High molecular weight DNA was extracted from whole blood by using Bionano Prep Blood and Cell Culture DNA Isolation Kit (Bionano Genomics, USA). Briefly, blood was subjected to two rounds of red blood cell lysis. After quantitation, white blood cells were immobilized in agarose plugs (Bio-Rad, USA). Plugs were digested with proteinase K (Qiagen, Germany), and washed with wash buffer (Bionano Genomics) and TE buffer (Thermo Fisher Scientific, USA). DNA was recovered, dialyzed, homogenized, and quantitated subsequently. DNA labeling was processed with Bionano Prep™ DLS DNA Labeling kit (Bionano Genomics) according to the kit protocol. In brief, DNA was labeled with DL-Green fluorophores using DLE-1 enzyme at 37 °C for 2 h, digested with proteinase K at 50 °C for 30 min, and cleaned up with 1× DLE-1 buffer. Subsequently, DNA backbone was stained with DNA stain, 5× DTT, and 4× flow buffer for 1 h and homogenized overnight at 4 °C. Labeled DNA was loaded on a Saphyr chip (Bionano Genomics) and run on a Saphyr instrument (Bionano Genomics). The de novo genome map assembly was performed using Bionano Solve™ (Bionano Genomics) and SVs were called against the public Genome Reference Consortium hg19 human assembly. Data were analyzed with Bionano Access™ and Bionano Tools™ on Saphyr Compute Servers (Bionano Genomics).

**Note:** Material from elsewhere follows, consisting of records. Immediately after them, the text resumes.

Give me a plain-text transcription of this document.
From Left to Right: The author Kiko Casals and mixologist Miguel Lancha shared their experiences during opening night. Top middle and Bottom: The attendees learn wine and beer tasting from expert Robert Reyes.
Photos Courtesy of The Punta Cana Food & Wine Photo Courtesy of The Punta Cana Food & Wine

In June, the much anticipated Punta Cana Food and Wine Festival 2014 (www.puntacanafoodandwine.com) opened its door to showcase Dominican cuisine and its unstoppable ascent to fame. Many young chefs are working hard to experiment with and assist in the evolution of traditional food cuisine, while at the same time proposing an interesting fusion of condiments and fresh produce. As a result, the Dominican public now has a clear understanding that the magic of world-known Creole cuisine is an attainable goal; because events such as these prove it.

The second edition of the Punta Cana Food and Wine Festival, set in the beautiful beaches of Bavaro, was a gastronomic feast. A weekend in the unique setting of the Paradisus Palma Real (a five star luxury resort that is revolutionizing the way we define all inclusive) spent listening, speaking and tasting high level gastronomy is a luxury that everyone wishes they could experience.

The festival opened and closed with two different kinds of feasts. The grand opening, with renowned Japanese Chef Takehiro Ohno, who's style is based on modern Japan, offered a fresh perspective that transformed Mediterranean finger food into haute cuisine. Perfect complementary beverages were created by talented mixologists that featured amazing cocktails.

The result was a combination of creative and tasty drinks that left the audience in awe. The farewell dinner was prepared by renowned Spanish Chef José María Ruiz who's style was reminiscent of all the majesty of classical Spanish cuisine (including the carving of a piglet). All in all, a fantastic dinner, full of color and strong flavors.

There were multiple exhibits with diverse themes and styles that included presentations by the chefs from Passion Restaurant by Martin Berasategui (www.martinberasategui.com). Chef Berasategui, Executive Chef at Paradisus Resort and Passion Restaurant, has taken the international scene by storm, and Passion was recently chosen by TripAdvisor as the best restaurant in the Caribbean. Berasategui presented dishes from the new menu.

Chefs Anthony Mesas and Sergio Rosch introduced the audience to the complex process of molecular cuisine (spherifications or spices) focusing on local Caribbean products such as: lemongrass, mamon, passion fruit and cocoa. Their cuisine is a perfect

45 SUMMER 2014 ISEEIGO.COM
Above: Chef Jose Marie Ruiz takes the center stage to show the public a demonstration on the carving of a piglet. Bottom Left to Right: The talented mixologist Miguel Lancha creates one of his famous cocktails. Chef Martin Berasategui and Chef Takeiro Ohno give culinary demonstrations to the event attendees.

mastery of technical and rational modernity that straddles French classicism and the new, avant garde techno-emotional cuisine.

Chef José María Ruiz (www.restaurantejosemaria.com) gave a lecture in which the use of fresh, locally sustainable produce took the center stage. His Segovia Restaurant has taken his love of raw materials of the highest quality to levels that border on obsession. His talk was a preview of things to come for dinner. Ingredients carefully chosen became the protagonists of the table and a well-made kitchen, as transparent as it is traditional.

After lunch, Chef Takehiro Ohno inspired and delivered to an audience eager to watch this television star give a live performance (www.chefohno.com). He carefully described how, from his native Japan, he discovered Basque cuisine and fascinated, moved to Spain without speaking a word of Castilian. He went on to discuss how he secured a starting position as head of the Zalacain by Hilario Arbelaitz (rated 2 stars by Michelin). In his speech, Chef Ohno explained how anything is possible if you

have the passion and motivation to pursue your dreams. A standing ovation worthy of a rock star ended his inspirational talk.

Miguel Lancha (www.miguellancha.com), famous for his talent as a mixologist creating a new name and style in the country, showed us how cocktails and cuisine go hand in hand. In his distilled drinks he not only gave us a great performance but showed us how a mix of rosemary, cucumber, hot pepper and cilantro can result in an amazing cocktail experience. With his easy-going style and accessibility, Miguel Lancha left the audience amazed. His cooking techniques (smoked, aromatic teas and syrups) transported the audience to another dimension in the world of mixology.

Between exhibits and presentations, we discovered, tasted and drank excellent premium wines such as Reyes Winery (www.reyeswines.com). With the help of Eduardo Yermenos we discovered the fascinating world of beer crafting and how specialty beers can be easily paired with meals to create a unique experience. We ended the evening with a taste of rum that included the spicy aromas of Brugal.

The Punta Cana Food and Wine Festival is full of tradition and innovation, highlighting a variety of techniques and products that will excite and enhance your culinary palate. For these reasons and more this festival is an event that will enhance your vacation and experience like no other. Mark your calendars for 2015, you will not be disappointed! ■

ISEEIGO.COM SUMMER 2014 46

RT-qPCR and Sanger sequencing

The newly identified duplication was validated by RT-qPCR. Primers were designed to amplify exons of interest and the β-globin gene was chosen as the reference gene. The reaction was carried out on a LightCycler 480 II system (Roche, Switzerland) in 20 µl volume containing 10 µl of SYBR Premix Ex Taq Polymerase (TaKaRa, Japan), 0.4 µl of each primers (10 µmol/l), and 2 µl of the genomic DNA (20 ng). Each sample was tested in triplicate. An initial denaturation step at 95 °C for 10 s was followed by 40 cycles of 95 °C for 5 s and 58 °C for 30 s, and then a final extension step at 72 °C for 10 min. The dosage ratio of the tested samples was calculated by the ΔΔCt method30. Target regions flanking variant sites were amplified (F: 5ʹ-CTGCCTGTCTTTAGGTGCATC-3ʹ and R: 5ʹ-GAGGAAAACTGTACTGACCTTC-3ʹ) and Sanger sequencing was performed on an ABI 3500xL Dx Genetic Analyzer (Applied Biosystems, USA).

Bioinformatic analysis

CNVs and variants were investigated for their clinical relevance using the following databases: DECIPHER (http://decipher.sanger.ac.uk), OMIM (http://omim.org/), PubMed (http://www.ncbi.nlm.nih.gov/pubmed), Exome Aggregation Consortium (ExAC, http://exac.broadinstitute.org/), ClinVar (https://www.ncbi.nlm.nih.gov/clinvar/), and HGMD (http://www.hgmd.cf.ac.uk/ac/index.php).

Reporting summary

Further information on experimental design is available in the Nature Research Reporting Summary linked to this article.